Verdi described the subject as ‘glorious, fantastic and full of powerful situations’, urging on the unenthusiastic Cammarano in a letter dated 4 April 1851: ‘If in opera there were neither cavatinas, duets, trios, choruses, finales, etcetera, and the whole work consisted, let’s say, of a single number I should find that all the more right and proper. For this reason I would say that if you could avoid beginning with an opening chorus (all operas begin with a chorus!) and start straightaway with the troubadour’s song and run the first two acts into one it would be a good thing.’ In the event, Cammarano failed to oblige the composer and instead submitted a draft scenario whose conventional division into individual numbers is less progressive than Rigoletto, in which Verdi had struck out in a new direction and started to break down his traditional historical model. In spite of his initial disappointment, Verdi none the less recognized the potential of Cammarano’s draft, a potential due to its unusual subject matter: ‘Just continue the Troubadour in the way that you have done the introduction and I shall count myself extremely happy,’ he wrote to his librettist less than three months later on 25 June 1851.
It is in fact the traditional design of the libretto that allowed Verdi to adopt such a modern approach to its musical setting, a modernity for which he was later to be reproached.
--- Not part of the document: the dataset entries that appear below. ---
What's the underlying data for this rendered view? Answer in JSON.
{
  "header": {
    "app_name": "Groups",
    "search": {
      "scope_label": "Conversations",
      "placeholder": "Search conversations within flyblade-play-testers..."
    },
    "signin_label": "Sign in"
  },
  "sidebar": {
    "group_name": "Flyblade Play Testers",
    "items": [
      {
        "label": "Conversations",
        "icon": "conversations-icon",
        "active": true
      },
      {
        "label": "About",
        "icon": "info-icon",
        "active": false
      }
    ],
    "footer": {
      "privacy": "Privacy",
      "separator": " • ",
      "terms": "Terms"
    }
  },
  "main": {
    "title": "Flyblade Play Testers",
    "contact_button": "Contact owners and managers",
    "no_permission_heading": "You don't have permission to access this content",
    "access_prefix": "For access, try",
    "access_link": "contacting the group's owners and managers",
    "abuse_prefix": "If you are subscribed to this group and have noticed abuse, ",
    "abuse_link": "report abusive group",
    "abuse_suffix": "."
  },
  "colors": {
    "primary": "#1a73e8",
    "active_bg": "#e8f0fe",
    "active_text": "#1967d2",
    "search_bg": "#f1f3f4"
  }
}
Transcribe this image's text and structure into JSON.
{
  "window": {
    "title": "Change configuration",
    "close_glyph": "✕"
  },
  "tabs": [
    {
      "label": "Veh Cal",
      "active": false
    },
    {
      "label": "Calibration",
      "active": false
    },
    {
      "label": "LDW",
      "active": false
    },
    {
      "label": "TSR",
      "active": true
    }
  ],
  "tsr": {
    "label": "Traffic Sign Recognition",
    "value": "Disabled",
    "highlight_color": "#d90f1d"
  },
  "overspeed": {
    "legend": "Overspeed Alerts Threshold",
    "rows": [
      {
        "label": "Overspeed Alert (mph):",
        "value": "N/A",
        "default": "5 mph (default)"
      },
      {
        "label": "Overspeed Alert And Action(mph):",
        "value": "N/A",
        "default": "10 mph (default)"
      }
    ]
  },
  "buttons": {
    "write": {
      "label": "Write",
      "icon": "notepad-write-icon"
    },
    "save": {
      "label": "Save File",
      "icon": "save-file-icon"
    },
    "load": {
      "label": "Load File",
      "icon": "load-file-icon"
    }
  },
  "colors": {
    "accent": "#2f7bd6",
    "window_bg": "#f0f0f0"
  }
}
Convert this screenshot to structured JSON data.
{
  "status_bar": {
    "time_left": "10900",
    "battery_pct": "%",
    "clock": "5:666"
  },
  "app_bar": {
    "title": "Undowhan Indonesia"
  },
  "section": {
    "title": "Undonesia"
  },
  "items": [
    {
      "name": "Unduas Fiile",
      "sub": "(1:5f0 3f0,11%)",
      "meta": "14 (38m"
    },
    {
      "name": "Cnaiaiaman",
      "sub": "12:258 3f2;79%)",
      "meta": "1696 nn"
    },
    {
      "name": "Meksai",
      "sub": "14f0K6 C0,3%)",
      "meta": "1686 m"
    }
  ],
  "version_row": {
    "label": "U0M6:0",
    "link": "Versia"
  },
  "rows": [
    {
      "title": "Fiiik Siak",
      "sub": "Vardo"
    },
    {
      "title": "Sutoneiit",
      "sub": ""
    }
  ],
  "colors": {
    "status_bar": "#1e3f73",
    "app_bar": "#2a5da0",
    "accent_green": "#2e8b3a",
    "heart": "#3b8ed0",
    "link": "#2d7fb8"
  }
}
Particularly striking is the much reduced role of the recitatives, for in recapturing the spirit of his Spanish source Verdi has preferred hard edits between the self-contained, autonomous scenes and dispensed with anything that might be regarded as a continuously unfolding action. The scenes are arranged according to a sense of strict geometry. Central to them all are large-scale narratives that evoke the distant past and provide a background for Verdi’s examination of the elemental emotions of love, jealousy, hatred and revenge, emotions to which the protagonists all fall victim, so blindly are they in thrall to their passions: Leonora prefers to die for the sake of her love; the gypsy Azucena is consumed by a desire for vengeance that triggers the action of the drama and motivates each of her actions; Manrico is so overcome by jealousy that he accuses the dying Leonora of being unfaithful; and the Count, ignorant of the true circumstances, kills his own brother out of his feelings of hatred.
With its constantly shifting perspective, Verdi’s music functions on the one hand as a neutral observer of the various situations depicted in the opera, while at the same time zooming in on the inner lives of the characters and exploring their emotions in every last detail. Hand in hand with this approach goes a permanent tendency to cross-fade the past and the present in ways that recall the cinema. In spite of a number of negative reactions, the opera proved a triumph at its first performance at the Teatro Apollo in Rome on 19 January 1853. The second of Verdi’s trilogia popolare that comprises Rigoletto, Il trovatore and La traviata, it continues to occupy a prominent place in the composer’s overall output.